- Born: Ulrika Christina Elisabeth Nord 29 April 1960 Halmstad, Halland, Sweden
- Other name: Ulrika Nord
- Occupation: actress
- Notable work: Ika i rutan (Ika) Ikas TV-kalas (Ika) Tomtemaskinen (Findus) Let the Right One In (Virginia) Lasse-Majas detektivbyrå – Skuggor över Valleby (Pålette Hasselbacken)
- Spouse(s): Lars Demian (divorced) David Tallroth (2013–)

= Ika Nord =

Swedish actress and mime

Ulrika Christina Elisabeth Nord, stage name Ika Nord (born 29 April 1960 in Halmstad) is a Swedish actress and mime.

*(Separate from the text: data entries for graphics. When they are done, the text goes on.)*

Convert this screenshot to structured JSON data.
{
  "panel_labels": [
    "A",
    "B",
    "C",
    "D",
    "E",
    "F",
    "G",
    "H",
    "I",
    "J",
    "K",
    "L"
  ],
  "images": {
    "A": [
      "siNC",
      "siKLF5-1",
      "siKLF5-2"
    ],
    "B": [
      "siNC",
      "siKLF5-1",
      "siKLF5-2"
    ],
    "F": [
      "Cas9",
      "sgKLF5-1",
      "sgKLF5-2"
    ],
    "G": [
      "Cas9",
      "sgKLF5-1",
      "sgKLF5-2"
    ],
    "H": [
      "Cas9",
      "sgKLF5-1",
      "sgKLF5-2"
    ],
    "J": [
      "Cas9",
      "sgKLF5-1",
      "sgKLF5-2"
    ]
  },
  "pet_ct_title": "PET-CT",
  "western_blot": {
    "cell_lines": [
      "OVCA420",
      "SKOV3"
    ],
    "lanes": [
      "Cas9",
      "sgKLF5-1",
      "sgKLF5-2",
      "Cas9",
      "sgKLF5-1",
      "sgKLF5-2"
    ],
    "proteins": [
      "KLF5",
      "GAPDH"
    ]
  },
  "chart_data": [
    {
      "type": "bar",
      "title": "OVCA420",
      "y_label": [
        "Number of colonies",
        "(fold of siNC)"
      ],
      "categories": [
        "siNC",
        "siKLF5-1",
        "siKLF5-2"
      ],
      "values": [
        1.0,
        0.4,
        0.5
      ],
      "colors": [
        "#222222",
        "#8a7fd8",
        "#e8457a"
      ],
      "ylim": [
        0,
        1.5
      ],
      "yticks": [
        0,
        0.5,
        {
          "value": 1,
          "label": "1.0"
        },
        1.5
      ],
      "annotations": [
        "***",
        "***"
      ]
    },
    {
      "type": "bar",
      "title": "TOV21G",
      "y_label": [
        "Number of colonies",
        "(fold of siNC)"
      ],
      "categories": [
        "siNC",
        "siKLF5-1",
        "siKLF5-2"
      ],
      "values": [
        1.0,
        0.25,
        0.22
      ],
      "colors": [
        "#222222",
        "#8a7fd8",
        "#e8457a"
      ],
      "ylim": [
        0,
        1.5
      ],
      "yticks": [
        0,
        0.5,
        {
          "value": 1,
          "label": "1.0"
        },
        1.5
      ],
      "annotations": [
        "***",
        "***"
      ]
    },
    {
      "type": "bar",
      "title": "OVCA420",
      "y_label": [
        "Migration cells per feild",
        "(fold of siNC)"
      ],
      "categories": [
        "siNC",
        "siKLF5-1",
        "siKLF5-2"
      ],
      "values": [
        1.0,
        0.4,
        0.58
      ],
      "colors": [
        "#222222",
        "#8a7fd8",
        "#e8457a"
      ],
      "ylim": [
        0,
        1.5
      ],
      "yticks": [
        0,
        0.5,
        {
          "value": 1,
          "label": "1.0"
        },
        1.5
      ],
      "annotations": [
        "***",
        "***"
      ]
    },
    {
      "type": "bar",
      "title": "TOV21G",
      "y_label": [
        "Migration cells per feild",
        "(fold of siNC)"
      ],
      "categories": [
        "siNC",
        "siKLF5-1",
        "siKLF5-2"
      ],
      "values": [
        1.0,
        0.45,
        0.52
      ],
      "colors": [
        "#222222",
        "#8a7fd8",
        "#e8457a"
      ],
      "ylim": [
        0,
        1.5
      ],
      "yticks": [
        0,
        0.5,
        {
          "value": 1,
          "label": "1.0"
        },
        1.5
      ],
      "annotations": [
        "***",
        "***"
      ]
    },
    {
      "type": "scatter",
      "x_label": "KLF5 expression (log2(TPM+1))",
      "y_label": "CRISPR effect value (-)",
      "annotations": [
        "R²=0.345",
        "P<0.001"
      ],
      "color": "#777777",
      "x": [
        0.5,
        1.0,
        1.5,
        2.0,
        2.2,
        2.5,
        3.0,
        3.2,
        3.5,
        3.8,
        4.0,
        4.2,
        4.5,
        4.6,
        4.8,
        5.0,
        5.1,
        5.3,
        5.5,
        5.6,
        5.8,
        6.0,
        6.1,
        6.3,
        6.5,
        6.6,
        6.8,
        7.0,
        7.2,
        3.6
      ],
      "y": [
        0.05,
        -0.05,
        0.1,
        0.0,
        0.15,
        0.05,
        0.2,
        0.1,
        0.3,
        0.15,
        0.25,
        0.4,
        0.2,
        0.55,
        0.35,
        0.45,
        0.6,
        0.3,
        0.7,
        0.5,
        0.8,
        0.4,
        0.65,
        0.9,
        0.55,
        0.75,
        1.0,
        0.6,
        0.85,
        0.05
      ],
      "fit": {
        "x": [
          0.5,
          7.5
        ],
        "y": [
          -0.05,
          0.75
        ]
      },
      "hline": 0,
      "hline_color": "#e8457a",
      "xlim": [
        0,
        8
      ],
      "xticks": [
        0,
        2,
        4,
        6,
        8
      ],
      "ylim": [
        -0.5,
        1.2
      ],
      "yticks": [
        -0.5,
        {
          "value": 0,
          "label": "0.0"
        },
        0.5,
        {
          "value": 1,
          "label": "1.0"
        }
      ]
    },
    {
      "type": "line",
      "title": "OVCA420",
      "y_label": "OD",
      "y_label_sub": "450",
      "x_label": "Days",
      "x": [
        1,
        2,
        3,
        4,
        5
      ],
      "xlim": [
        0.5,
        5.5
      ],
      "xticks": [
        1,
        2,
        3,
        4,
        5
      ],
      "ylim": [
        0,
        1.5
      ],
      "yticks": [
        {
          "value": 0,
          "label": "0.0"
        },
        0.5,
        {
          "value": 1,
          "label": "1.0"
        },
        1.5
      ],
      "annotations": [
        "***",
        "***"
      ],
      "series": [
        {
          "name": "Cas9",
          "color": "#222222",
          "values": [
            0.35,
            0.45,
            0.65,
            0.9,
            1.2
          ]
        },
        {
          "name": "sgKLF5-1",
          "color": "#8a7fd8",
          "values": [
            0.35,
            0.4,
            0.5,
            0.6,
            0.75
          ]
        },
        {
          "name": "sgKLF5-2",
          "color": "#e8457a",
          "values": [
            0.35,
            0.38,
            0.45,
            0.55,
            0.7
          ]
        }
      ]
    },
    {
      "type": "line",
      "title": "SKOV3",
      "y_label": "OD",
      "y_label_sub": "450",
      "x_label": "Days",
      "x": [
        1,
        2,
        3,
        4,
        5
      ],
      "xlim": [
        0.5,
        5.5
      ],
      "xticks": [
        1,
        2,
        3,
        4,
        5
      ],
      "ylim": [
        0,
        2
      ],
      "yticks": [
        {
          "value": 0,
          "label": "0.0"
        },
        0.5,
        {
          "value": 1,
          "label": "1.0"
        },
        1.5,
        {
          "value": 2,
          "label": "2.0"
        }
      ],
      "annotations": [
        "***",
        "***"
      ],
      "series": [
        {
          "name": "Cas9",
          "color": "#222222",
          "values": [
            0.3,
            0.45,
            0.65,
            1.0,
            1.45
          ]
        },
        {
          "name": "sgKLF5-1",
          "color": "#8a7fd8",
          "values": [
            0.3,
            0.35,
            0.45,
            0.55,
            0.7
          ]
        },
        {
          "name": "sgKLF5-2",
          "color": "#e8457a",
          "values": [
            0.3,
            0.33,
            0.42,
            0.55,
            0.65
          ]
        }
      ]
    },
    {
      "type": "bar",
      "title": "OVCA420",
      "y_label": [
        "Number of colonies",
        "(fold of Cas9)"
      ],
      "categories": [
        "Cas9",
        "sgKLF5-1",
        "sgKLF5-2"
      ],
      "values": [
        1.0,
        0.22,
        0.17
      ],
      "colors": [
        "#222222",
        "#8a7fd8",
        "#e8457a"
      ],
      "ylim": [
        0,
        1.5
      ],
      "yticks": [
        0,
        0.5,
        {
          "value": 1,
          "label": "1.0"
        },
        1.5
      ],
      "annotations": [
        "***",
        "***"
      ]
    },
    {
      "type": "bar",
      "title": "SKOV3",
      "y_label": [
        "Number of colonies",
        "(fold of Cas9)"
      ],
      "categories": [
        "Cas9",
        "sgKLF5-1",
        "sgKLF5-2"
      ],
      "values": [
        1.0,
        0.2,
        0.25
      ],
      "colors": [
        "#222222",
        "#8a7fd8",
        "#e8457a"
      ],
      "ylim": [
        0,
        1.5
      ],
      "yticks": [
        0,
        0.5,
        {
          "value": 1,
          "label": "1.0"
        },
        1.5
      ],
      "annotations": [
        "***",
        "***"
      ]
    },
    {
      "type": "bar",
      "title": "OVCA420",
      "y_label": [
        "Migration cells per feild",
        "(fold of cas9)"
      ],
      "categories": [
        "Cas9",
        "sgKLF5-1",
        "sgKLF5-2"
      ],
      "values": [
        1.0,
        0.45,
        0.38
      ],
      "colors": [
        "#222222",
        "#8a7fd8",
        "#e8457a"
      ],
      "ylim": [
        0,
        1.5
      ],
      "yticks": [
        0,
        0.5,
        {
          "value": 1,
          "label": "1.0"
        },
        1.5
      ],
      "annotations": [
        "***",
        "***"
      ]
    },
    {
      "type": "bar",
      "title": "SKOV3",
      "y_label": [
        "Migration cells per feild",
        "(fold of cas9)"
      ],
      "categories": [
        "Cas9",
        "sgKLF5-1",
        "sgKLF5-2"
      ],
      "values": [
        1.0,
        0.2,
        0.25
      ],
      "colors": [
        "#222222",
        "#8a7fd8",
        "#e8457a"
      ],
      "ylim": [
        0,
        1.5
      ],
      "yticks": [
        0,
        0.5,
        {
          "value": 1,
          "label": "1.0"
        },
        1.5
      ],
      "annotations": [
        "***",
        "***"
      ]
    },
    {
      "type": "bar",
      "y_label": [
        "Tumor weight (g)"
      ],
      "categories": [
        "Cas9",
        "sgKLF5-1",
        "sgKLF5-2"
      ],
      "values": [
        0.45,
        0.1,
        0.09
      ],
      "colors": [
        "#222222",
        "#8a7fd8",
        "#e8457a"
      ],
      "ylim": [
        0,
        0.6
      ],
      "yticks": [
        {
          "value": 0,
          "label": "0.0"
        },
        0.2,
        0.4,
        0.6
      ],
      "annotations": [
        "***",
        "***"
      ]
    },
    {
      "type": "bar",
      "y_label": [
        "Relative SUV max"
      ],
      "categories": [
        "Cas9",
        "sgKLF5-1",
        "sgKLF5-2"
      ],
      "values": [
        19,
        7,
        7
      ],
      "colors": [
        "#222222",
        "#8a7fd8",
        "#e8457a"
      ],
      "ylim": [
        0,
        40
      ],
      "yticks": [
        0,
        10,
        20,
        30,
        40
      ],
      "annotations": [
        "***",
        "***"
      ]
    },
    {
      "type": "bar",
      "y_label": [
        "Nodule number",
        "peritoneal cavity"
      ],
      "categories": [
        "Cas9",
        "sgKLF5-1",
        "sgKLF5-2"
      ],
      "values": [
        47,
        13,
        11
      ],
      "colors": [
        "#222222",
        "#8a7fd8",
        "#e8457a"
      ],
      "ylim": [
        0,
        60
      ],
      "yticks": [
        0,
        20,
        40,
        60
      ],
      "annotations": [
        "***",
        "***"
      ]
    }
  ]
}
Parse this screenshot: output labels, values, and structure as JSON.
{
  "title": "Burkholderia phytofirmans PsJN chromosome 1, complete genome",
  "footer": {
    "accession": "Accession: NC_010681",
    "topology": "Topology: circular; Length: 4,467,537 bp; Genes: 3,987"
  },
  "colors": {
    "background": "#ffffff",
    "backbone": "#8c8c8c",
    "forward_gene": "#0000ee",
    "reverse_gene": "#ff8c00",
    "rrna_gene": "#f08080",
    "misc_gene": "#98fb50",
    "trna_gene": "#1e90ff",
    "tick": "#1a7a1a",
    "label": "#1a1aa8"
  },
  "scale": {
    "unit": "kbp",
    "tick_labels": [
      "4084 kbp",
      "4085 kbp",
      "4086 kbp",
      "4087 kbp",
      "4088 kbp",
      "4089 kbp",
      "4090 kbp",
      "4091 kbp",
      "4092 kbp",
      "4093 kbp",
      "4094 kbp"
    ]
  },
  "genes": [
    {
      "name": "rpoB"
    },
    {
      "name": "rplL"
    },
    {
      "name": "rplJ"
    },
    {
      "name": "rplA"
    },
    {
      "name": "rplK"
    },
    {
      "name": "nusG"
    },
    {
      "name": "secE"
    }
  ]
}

In Sweden, she is best known for her work in children's television shows, such as Ika i rutan and Ikas TV-kalas. Internationally, Nord is best known for her role (Virginia) in Let the Right One In (2008).

Nord works as an actress, mime, clown and director.

Nord studied classic ballet in Halmstad from the age of six to seventeen. Some years later, she studied in Paris at Conservatoire National de l'Art du Mime, then at Matt Mattox Jazz Art Dance School, École de Mime Étienne Decroux and L'Atelier de Théâtre Robert Cordier.